Даже не заметил, что отсутствуют братья Николай и Петр, что отощал и зарос щетиной Михаил.

Мишель обнял за плечи, прижался, дрожа. Он сидел в четырнадцатом каземате Алексеевского равелина, Николай в пятнадцатом, в шестнадцатом содержался Одоевский, в последнем, семнадцатом, — Рылеев.

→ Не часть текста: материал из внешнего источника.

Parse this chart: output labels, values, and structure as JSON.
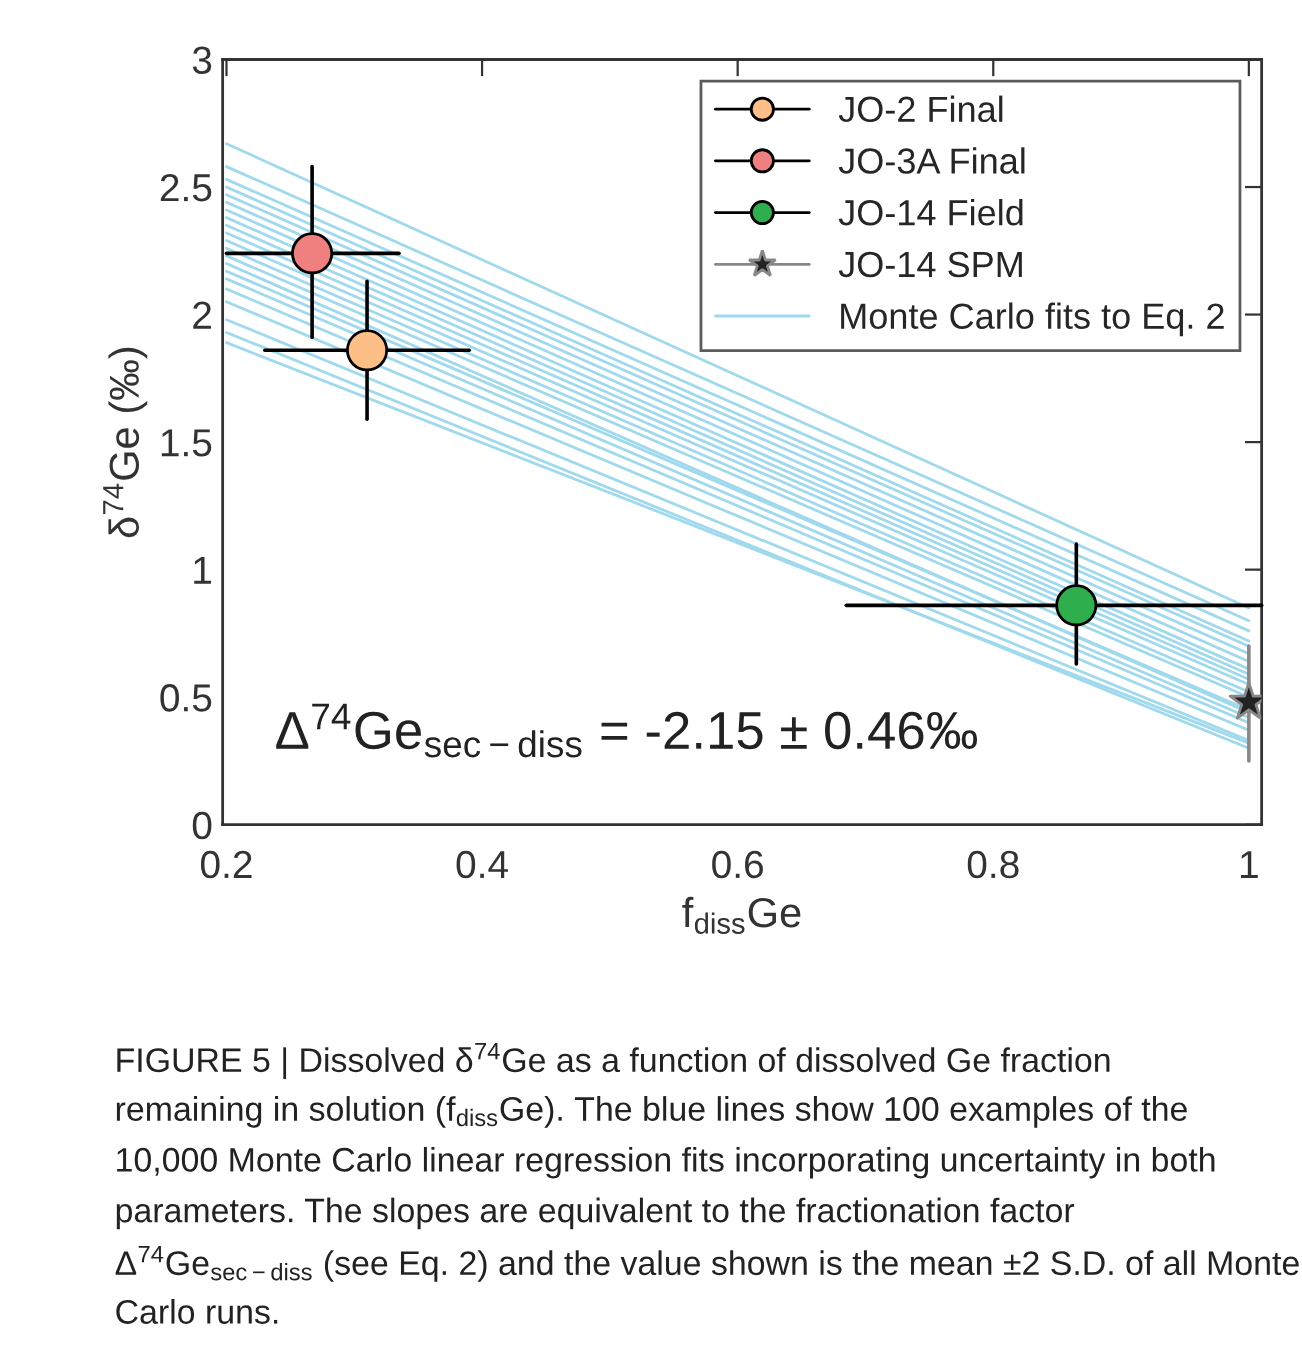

— Рылеев! — очнулся Александр.

Мишель изобрел азбуку и перестукивался с Николаем. Но Одоевский с ней не совладал, через него не удалось связаться с Кондратием. Лишь записочка, словесные приветы в дежурство старого ефрейтора…

Вчера, когда оглашали сентенцию [28], еще теплилась надежда. Перворазрядникам смертную казнь заменили каторгой. Монаршья милость входила в условия судебного комедианства. Где ее пределы?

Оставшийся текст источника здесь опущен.